Wie schade, dass ich beim Arbeitgeberverband nichts zu sagen habe. Sonst würde ich dem Vorsitzenden, Herrn Hundt, zu Weihnachten gerne mal einen richtig guten Tipp geben: Lieber Herr Hundt, würde ich sagen, haben Sie eigentlich schon mal daran gedacht, eine Verkürzung der Schwangerschaft zu fordern? Neun Monate, das muss doch heutzutage nicht mehr sein. Ohnehin wollen ja alle mit Kaiserschnitt entbinden. Da könnte doch eigentlich nach spätestens 38 Wochen Schluss sein.
Dann ist das Kind fertig und macht es sich da drinnen nur noch unnötig gemütlich. Frauen könnten es zwei Wochen früher zur Welt bringen und zwei Wochen früher wieder arbeiten. Was das für Produktionsgewinne brächte! Allein im vergangenen Jahr wären das in Deutschland 1,3 Millionen Arbeitswochen gewesen. So ein Schwangerschaftsbeschleunigungsgesetz wäre auch ein echter Vorteil im europäischen Wettbewerb: Deutsche Mütter brüten schneller.

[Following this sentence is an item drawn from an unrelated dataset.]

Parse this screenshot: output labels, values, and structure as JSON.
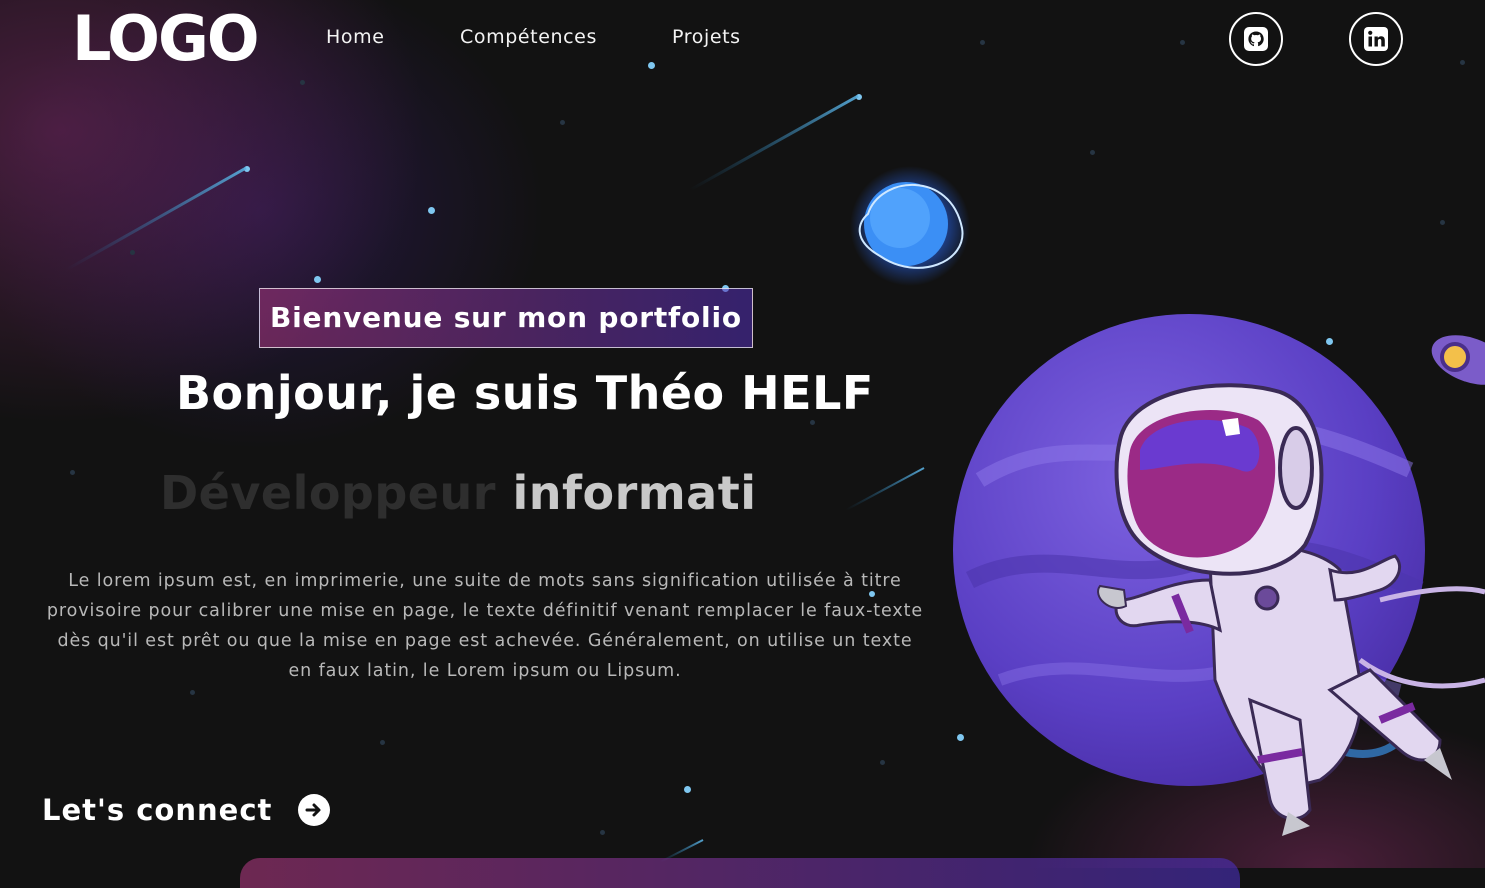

Nein, wirklich. Wir leben immer schneller, verdichteter, effektiver. Ein bisschen was ist immer noch drin. Wir haben G8, verkürzte Studienzeiten, und jetzt hat Herr Hundt unlängst eine Verkürzung der Elternzeit gefordert - sobald es genug Krippenplätze gibt. Eltern, so will es die Wirtschaft, sollen nach der Geburt ihres Kindes so schnell wie möglich wieder an die Arbeit gehen. Denn: Alles dauert immer viel zu lange. Familienzeiten, Kinderzeiten, Auszeiten, Krankzeiten. Alles Zeitverschwendung. Wir haben einfach zu viel Zeit, in der nicht gearbeitet wird. Worüber man vielleicht auch noch nachdenken sollte: Wir sterben zu langsam.
Diktat des Ökonomischen
Aber zurück zu den Frauen. Oder besser zum Arbeitsmarkt. Das hängt ja zusammen, denn für den Arbeitsmarkt sind Frauen seit je die beste Stellschraube. Wenn die Männer Krieg führen, gehen die Frauen arbeiten. Wenn die Männer fertig sind mit dem Krieg, gehen die Frauen wieder nach Hause. Wenn die Arbeitslosigkeit hoch ist, ist die Frauenarbeitslosigkeit noch höher. Wenn der Arbeitsmarkt leergefegt ist, stellen Frauen zu Hause den Besen in die Ecke und gehen ins Büro. Und da sagt die Familienministerin, Familien seien „keine ökonomische Verfügungsmasse“! Es ist ja gut, dass sie das sagt. Bloß stimmen tut es nicht.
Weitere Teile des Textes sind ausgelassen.